Data science: An interdisciplinary field that combines scientific methods, systems, and processes from statistics, information science, and computer science to provide insight into phenomenon via either structured or unstructured data.
Decision tree: A tree and branch-based model used to map decisions and their possible consequences, similar to a flow chart.
Deep learning: The ability for machines to autonomously mimic human thought patterns through artificial neural networks composed of cascading layers of information.


Fluent: A type of condition that can change over time.


Game AI: A form of AI specific to gaming that uses an algorithm to replace randomness. It is a computational behavior used in non-player characters to generate human-like intelligence and reaction-based actions taken by the player.


Knowledge engineering: Focuses on building knowledge-based systems, including all of the scientific, technical, and social aspects of it.


Machine intelligence: An umbrella term that encompasses machine learning, deep learning, and classical learning algorithms.
Machine learning:  A facet of AI that focuses on algorithms, allowing machines to learn without being programmed and change when exposed to new data. 
Machine perception: The ability for a system to receive and interpret data from the outside world similarly to how humans use our senses. This is typically done with attached hardware, though software is also usable.

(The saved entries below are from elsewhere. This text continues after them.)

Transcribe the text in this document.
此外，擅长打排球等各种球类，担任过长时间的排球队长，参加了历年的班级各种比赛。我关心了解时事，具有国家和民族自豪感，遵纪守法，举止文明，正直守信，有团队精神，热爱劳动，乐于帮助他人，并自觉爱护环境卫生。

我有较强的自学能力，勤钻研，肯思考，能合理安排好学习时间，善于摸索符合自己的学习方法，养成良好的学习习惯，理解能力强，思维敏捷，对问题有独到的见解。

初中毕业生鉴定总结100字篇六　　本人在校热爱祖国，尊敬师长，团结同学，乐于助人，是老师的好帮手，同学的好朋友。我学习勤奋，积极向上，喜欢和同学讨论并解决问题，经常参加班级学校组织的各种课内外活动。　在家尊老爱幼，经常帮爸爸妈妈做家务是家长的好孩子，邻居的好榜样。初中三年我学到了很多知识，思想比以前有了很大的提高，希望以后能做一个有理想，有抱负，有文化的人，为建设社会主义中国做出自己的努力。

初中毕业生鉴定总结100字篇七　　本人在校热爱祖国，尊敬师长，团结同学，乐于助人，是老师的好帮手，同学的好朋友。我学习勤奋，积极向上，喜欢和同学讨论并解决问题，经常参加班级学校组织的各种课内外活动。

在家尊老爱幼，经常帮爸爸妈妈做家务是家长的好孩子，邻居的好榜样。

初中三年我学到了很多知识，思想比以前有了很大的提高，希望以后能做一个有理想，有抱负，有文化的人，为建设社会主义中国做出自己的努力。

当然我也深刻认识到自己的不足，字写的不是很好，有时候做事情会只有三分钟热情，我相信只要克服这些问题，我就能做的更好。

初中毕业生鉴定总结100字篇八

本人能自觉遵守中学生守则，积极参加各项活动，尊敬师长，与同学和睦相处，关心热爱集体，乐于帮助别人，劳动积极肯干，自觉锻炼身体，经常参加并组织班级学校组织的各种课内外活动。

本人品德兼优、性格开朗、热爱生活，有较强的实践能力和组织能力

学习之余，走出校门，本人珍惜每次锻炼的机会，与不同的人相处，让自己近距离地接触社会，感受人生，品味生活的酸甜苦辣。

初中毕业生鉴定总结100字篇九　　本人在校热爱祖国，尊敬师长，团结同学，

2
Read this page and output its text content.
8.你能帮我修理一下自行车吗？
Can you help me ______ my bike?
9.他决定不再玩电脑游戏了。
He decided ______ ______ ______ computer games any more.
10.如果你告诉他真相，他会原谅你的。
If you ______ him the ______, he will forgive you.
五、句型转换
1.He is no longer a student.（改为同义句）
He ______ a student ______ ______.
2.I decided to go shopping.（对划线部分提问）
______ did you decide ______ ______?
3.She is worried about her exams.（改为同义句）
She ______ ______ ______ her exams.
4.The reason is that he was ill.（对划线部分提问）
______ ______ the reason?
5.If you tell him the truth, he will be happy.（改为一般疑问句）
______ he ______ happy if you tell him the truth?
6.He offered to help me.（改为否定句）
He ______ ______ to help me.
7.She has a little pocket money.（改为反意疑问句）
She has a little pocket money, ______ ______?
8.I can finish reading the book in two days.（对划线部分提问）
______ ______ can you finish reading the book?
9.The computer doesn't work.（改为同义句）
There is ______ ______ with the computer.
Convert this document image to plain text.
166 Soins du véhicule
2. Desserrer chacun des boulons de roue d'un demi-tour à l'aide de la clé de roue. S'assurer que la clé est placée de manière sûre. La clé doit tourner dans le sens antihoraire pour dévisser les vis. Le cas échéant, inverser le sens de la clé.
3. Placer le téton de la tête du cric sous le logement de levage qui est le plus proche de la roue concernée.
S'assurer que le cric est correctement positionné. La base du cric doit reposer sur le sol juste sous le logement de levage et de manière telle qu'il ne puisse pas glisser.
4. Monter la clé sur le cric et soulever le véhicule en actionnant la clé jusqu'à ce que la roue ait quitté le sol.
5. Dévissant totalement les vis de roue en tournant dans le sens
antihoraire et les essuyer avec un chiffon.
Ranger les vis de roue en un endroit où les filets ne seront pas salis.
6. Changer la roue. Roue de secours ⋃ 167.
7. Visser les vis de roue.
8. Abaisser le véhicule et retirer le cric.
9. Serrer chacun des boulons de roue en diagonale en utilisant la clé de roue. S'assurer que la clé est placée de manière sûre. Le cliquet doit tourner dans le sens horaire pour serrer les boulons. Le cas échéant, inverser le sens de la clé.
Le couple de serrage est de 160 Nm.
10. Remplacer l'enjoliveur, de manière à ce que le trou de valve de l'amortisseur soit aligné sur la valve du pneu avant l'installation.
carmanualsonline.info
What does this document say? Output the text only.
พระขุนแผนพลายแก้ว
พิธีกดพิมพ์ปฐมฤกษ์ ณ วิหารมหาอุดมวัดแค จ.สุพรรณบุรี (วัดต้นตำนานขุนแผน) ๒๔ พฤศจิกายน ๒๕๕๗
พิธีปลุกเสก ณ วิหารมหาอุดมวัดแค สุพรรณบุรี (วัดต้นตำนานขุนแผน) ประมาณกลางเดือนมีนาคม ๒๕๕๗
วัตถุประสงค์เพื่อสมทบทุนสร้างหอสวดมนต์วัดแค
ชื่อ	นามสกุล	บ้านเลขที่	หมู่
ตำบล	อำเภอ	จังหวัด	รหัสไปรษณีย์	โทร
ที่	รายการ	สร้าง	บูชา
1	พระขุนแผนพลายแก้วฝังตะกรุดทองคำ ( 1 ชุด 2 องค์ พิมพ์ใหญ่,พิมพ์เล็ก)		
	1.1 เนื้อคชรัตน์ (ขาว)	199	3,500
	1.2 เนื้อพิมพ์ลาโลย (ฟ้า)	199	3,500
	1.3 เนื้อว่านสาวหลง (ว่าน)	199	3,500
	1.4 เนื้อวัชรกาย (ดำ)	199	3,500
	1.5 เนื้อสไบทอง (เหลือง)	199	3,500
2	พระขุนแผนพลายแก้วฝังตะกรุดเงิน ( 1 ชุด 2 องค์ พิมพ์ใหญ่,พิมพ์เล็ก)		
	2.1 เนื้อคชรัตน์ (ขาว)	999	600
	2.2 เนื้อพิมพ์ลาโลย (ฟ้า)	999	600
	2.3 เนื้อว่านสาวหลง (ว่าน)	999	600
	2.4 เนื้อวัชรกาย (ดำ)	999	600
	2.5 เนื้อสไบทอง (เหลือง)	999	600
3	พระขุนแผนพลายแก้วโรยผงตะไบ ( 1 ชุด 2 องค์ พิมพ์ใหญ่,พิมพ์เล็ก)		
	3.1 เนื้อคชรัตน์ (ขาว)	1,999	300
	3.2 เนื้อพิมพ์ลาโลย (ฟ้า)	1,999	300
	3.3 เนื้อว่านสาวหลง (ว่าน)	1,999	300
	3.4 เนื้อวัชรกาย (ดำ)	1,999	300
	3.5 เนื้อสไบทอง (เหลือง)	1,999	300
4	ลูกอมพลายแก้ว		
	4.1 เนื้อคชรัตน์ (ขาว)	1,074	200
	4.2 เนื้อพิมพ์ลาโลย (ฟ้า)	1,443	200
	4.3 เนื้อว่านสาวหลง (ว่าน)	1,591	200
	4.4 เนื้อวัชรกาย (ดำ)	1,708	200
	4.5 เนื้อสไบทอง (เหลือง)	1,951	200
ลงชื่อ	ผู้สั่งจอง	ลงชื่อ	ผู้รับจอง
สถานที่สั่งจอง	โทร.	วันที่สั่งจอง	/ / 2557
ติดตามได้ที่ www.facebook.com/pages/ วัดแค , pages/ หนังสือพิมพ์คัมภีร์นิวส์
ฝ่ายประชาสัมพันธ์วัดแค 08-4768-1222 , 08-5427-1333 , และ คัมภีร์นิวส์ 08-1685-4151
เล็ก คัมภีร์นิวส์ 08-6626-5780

Natural language processing: The ability for a program to recognize human communication as it is meant to be understood. 


Recurrent neural network (RNN): A type of neural network that makes sense of sequential information and recognizes patterns, and creates outputs based on those calculations.


Supervised learning: A type of machine learning in which output datasets train the machine to generate the desired algorithms, like a teacher supervising a student; more common than unsupervised learning.
Swarm behavior: From the perspective of the mathematical modeler, it is an emergent behavior arising from simple rules that are followed by individuals and does not involve any central coordination.


Unsupervised learning: A type of machine learning algorithm used to draw inferences from datasets consisting of input data without labeled responses. The most common unsupervised learning method is cluster analysis.